The newspapers in Mississippi are not a source of information concerning the activities of the community or of the state. The distortions of these newspapers are twofold: what is not printed — any valid information about Mississippi economics and politics; and what is printed — highly distorted and biased articles supporting the Mississippi "way of life." The one Negro weekly, other than the Free Press, is being used as a showcase for the Barnett administration to portray the Mississippi Negro as satisfied with the conditions in Mississippi. This newspaper, for a long time the only medium through which the Negro community could express itself, fails to convey true information to the Negro community, and is supported by the Barnett regime.

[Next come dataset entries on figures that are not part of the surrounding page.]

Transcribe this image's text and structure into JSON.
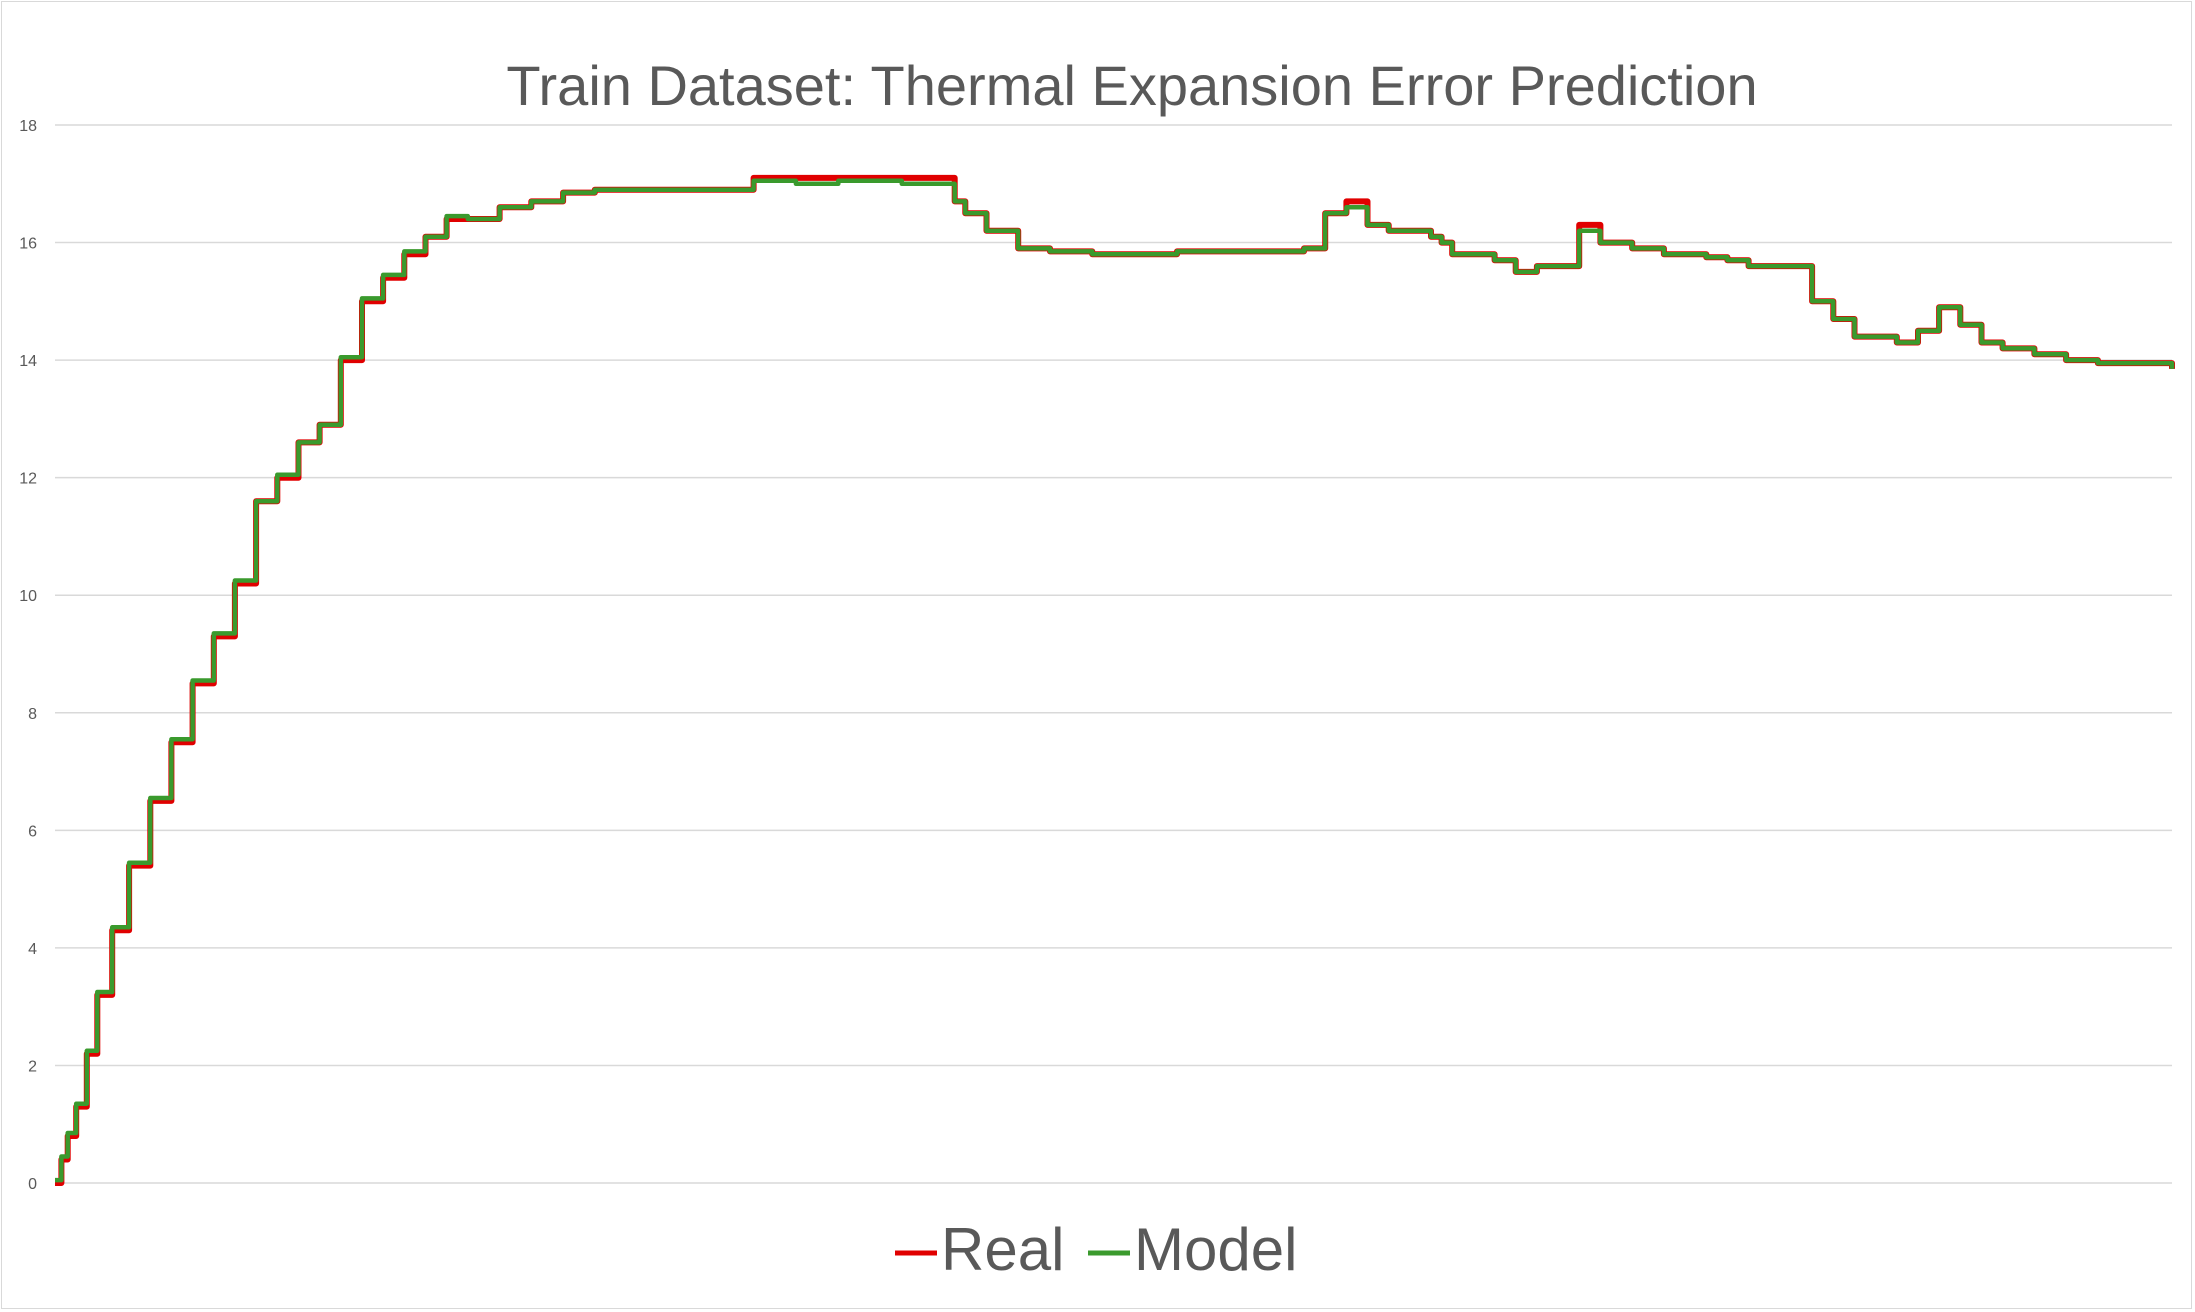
{
  "chart_data": {
    "type": "line",
    "title": "Train Dataset: Thermal Expansion Error Prediction",
    "xlabel": "",
    "ylabel": "",
    "ylim": [
      0,
      18
    ],
    "yticks": [
      "0",
      "2",
      "4",
      "6",
      "8",
      "10",
      "12",
      "14",
      "16",
      "18"
    ],
    "x_tick_labels_shown": false,
    "grid": true,
    "legend_position": "bottom",
    "xlim": [
      0,
      1000
    ],
    "series": [
      {
        "name": "Real",
        "color": "#e00000",
        "x": [
          0,
          3,
          6,
          10,
          15,
          20,
          27,
          35,
          45,
          55,
          65,
          75,
          85,
          95,
          105,
          115,
          125,
          135,
          145,
          155,
          165,
          175,
          185,
          195,
          210,
          225,
          240,
          255,
          270,
          285,
          300,
          315,
          330,
          350,
          370,
          390,
          400,
          410,
          420,
          425,
          430,
          440,
          455,
          470,
          490,
          510,
          530,
          560,
          590,
          600,
          610,
          620,
          630,
          640,
          650,
          655,
          660,
          670,
          680,
          690,
          700,
          710,
          720,
          730,
          745,
          760,
          780,
          790,
          800,
          815,
          830,
          840,
          850,
          860,
          870,
          880,
          890,
          900,
          910,
          920,
          935,
          950,
          965,
          980,
          1000
        ],
        "y": [
          0,
          0.4,
          0.8,
          1.3,
          2.2,
          3.2,
          4.3,
          5.4,
          6.5,
          7.5,
          8.5,
          9.3,
          10.2,
          11.6,
          12.0,
          12.6,
          12.9,
          14.0,
          15.0,
          15.4,
          15.8,
          16.1,
          16.4,
          16.4,
          16.6,
          16.7,
          16.85,
          16.9,
          16.9,
          16.9,
          16.9,
          16.9,
          17.1,
          17.1,
          17.1,
          17.1,
          17.1,
          17.1,
          17.1,
          16.7,
          16.5,
          16.2,
          15.9,
          15.85,
          15.8,
          15.8,
          15.85,
          15.85,
          15.9,
          16.5,
          16.7,
          16.3,
          16.2,
          16.2,
          16.1,
          16.0,
          15.8,
          15.8,
          15.7,
          15.5,
          15.6,
          15.6,
          16.3,
          16.0,
          15.9,
          15.8,
          15.75,
          15.7,
          15.6,
          15.6,
          15.0,
          14.7,
          14.4,
          14.4,
          14.3,
          14.5,
          14.9,
          14.6,
          14.3,
          14.2,
          14.1,
          14.0,
          13.95,
          13.95,
          13.85
        ]
      },
      {
        "name": "Model",
        "color": "#3a9a2d",
        "x": [
          0,
          3,
          6,
          10,
          15,
          20,
          27,
          35,
          45,
          55,
          65,
          75,
          85,
          95,
          105,
          115,
          125,
          135,
          145,
          155,
          165,
          175,
          185,
          195,
          210,
          225,
          240,
          255,
          270,
          285,
          300,
          315,
          330,
          350,
          370,
          390,
          400,
          410,
          420,
          425,
          430,
          440,
          455,
          470,
          490,
          510,
          530,
          560,
          590,
          600,
          610,
          620,
          630,
          640,
          650,
          655,
          660,
          670,
          680,
          690,
          700,
          710,
          720,
          730,
          745,
          760,
          780,
          790,
          800,
          815,
          830,
          840,
          850,
          860,
          870,
          880,
          890,
          900,
          910,
          920,
          935,
          950,
          965,
          980,
          1000
        ],
        "y": [
          0.05,
          0.45,
          0.85,
          1.35,
          2.25,
          3.25,
          4.35,
          5.45,
          6.55,
          7.55,
          8.55,
          9.35,
          10.25,
          11.6,
          12.05,
          12.6,
          12.9,
          14.05,
          15.05,
          15.45,
          15.85,
          16.1,
          16.45,
          16.4,
          16.6,
          16.7,
          16.85,
          16.9,
          16.9,
          16.9,
          16.9,
          16.9,
          17.05,
          17.0,
          17.05,
          17.05,
          17.0,
          17.0,
          17.0,
          16.7,
          16.5,
          16.2,
          15.9,
          15.85,
          15.8,
          15.8,
          15.85,
          15.85,
          15.9,
          16.5,
          16.6,
          16.3,
          16.2,
          16.2,
          16.1,
          16.0,
          15.8,
          15.8,
          15.7,
          15.5,
          15.6,
          15.6,
          16.2,
          16.0,
          15.9,
          15.8,
          15.75,
          15.7,
          15.6,
          15.6,
          15.0,
          14.7,
          14.4,
          14.4,
          14.3,
          14.5,
          14.9,
          14.6,
          14.3,
          14.2,
          14.1,
          14.0,
          13.95,
          13.95,
          13.85
        ]
      }
    ]
  }
}
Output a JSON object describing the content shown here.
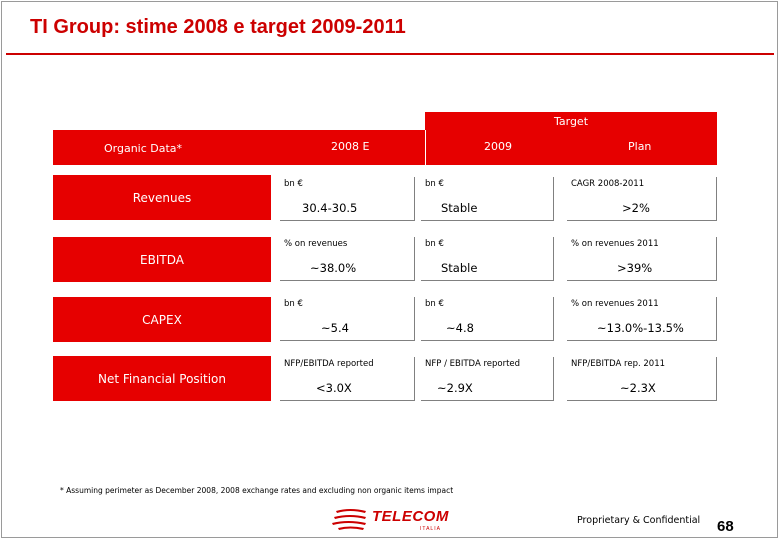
{
  "title": "TI Group: stime 2008 e target 2009-2011",
  "header": {
    "target": "Target",
    "organic": "Organic Data*",
    "col_2008": "2008 E",
    "col_2009": "2009",
    "col_plan": "Plan"
  },
  "rows": [
    {
      "label": "Revenues",
      "c2008": {
        "unit": "bn €",
        "value": "30.4-30.5"
      },
      "c2009": {
        "unit": "bn €",
        "value": "Stable"
      },
      "cplan": {
        "unit": "CAGR 2008-2011",
        "value": ">2%"
      }
    },
    {
      "label": "EBITDA",
      "c2008": {
        "unit": "% on revenues",
        "value": "~38.0%"
      },
      "c2009": {
        "unit": "bn €",
        "value": "Stable"
      },
      "cplan": {
        "unit": "% on revenues 2011",
        "value": ">39%"
      }
    },
    {
      "label": "CAPEX",
      "c2008": {
        "unit": "bn €",
        "value": "~5.4"
      },
      "c2009": {
        "unit": "bn €",
        "value": "~4.8"
      },
      "cplan": {
        "unit": "% on revenues 2011",
        "value": "~13.0%-13.5%"
      }
    },
    {
      "label": "Net Financial Position",
      "c2008": {
        "unit": "NFP/EBITDA reported",
        "value": "<3.0X"
      },
      "c2009": {
        "unit": "NFP / EBITDA reported",
        "value": "~2.9X"
      },
      "cplan": {
        "unit": "NFP/EBITDA rep. 2011",
        "value": "~2.3X"
      }
    }
  ],
  "footnote": "* Assuming perimeter as December 2008, 2008 exchange rates and excluding non organic items impact",
  "logo": {
    "text": "TELECOM",
    "sub": "ITALIA"
  },
  "confidential": "Proprietary & Confidential",
  "page_number": "68",
  "colors": {
    "brand_red": "#e60000",
    "title_red": "#cc0000"
  }
}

The cultural institutions in Jackson, in general, are engaged in a tense struggle for which there exists no immediate solution. Working within a controlled situation, they attempt solutions to problems within the Negro community, but are unable to affect the external cause of the problems — deprivation caused by the oppressive caste system.

It is necessary that an education program coincide with and augment the program of the freedom movement. A theater can be unique not only as a means of education, but also can create the opportunity for the human dimension that the present caste system is calculated to deny — the development of human dignity. Theater demonstrates that reality can be transformed, and that within this transformation the Negro plays the leading role.

If the present cry is "turn homeward," we ask artists, dancers, actors, directors, and playwrights, and anyone who would think to combine theater with social awareness, to come to Jackson, Mississippi, to help release the laughter over this dusty, tear-drenched clay; to help shape the space around the expectations of America.